Basic Qualifications:
5+ years of relevant experience with a Bachelor's Degree, or at least 2 years of experience with an Advanced degree (e.g., Masters, MBA, JD, MD), or 0 years of experience with a PhD, OR 8+ years of relevant experience.

Preferred Qualifications:
6 or more years of experience with a Bachelor's Degree, or 4 or more years of relevant experience with an Advanced Degree (e.g., Masters, MBA, JD, MD), or up to 3 years of relevant experience with a PhD.
At least 3 years of hands-on experience with on-premises container infrastructure – OpenShift, open-source Kubernetes preferred.
Familiarity with infrastructure operations and production support of container technologies and orchestration platforms is advantageous.
Knowledge of Docker/Kubernetes deployment, configuration, scaling, and management of containerized applications is beneficial.
Experience in managing and optimizing performance of Hadoop platforms.
Extensive knowledge of the Hadoop ecosystem, including HDFS, Yarn, HIVE, and SPARK.
Proficient in Shell and Python programming for automating repetitive DevOps tasks.
Understanding of security tools such as Kerberos and Ranger.
Strong knowledge and experience in Unix/Linux Systems Administration in relevant technologies.
Experience with configuration management tools like Chef and Ansible is a plus.
Familiarity with monitoring and logging tools such as Prometheus and Grafana is advantageous.
Excellent verbal and written communication skills, along with strong analytical and problem-solving abilities.
Self-motivated with the ability to work independently.
Additional Information

Work Hours:
Varies based on departmental needs.

Travel Requirements:
This position may require travel 5-10% of the time.
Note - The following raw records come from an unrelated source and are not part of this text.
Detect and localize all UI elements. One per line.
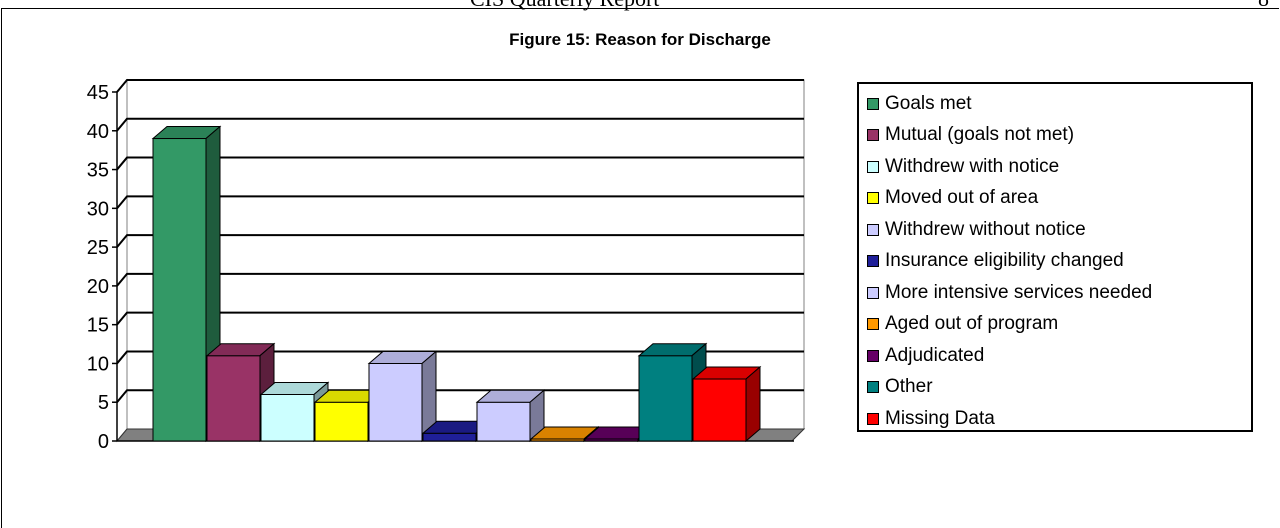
legend-item: Withdrew with notice — [867, 151, 1251, 183]
gridline — [116, 79, 804, 93]
legend-swatch — [867, 412, 879, 425]
y-tick-label: 0 — [98, 431, 109, 453]
y-tick-label: 45 — [87, 82, 109, 104]
legend-swatch — [867, 381, 879, 394]
page-header-title: CIS Quarterly Report — [470, 0, 659, 12]
y-tick-labels: 0 5 10 15 20 25 30 35 40 45 — [87, 82, 109, 453]
bars — [151, 125, 762, 443]
legend-label: Insurance eligibility changed — [885, 250, 1124, 272]
legend-item: More intensive services needed — [867, 277, 1251, 309]
gridline — [116, 156, 804, 171]
legend-label: Other — [885, 376, 933, 398]
legend-swatch — [867, 255, 879, 268]
gridlines — [116, 79, 804, 403]
legend-label: Withdrew without notice — [885, 218, 1086, 240]
legend-label: Mutual (goals not met) — [885, 124, 1075, 146]
legend-item: Goals met — [867, 88, 1251, 120]
legend-item: Insurance eligibility changed — [867, 246, 1251, 278]
chart-frame — [1, 8, 1279, 528]
y-tick-label: 30 — [87, 198, 109, 220]
y-tick-label: 10 — [87, 353, 109, 375]
legend-swatch — [867, 97, 879, 110]
y-tick-label: 40 — [87, 121, 109, 143]
bar — [691, 365, 762, 443]
legend-swatch — [867, 286, 879, 299]
y-tick-label: 20 — [87, 276, 109, 298]
legend-label: Aged out of program — [885, 313, 1059, 335]
bar — [475, 389, 546, 443]
bar — [151, 125, 222, 443]
legend-item: Aged out of program — [867, 309, 1251, 341]
bar-chart: 0 5 10 15 20 25 30 35 40 45 — [87, 78, 806, 453]
gridline — [116, 234, 804, 248]
gridline — [116, 117, 804, 132]
y-tick-label: 25 — [87, 237, 109, 259]
chart-title: Figure 15: Reason for Discharge — [509, 30, 771, 49]
legend-label: More intensive services needed — [885, 281, 1153, 303]
gridline — [116, 389, 804, 403]
legend-swatch — [867, 160, 879, 173]
legend-swatch — [867, 192, 879, 205]
gridline — [116, 350, 804, 365]
gridline — [116, 272, 804, 287]
legend-item: Adjudicated — [867, 340, 1251, 372]
legend-swatch — [867, 318, 879, 331]
legend-swatch — [867, 129, 879, 142]
legend-label: Adjudicated — [885, 344, 985, 366]
legend-label: Moved out of area — [885, 187, 1039, 209]
y-tick-label: 5 — [98, 392, 109, 414]
legend-item: Other — [867, 372, 1251, 404]
legend-label: Missing Data — [885, 407, 995, 429]
legend-item: Mutual (goals not met) — [867, 120, 1251, 152]
legend-label: Goals met — [885, 92, 972, 114]
page-number: 8 — [1258, 0, 1269, 12]
legend-item: Moved out of area — [867, 183, 1251, 215]
legend-label: Withdrew with notice — [885, 155, 1060, 177]
y-tick-label: 35 — [87, 160, 109, 182]
page-header: CIS Quarterly Report 8 — [0, 0, 1280, 12]
legend-item: Missing Data — [867, 403, 1251, 435]
legend: Goals met Mutual (goals not met) Withdrew … — [857, 82, 1253, 432]
side-wall — [116, 78, 128, 443]
y-tick-label: 15 — [87, 315, 109, 337]
legend-item: Withdrew without notice — [867, 214, 1251, 246]
legend-swatch — [867, 349, 879, 362]
gridline — [116, 195, 804, 209]
gridline — [116, 311, 804, 326]
bar — [367, 350, 438, 443]
legend-swatch — [867, 223, 879, 236]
Mental/Physical Requirements:
This position will be performed in an office environment.


The role necessitates the ability to sit and stand at a desk, communicate in person and via telephone, and frequently operate standard office equipment, such as telephones and computers.

Visa is an Equal Employment Opportunity Employer.


Qualified candidates will receive consideration for employment without regard to race, color, religion, sex, national origin, sexual orientation, gender identity, disability, or protected veteran status.


Visa will also consider for employment qualified applicants with criminal histories in a manner consistent with EEOC guidelines and applicable local law.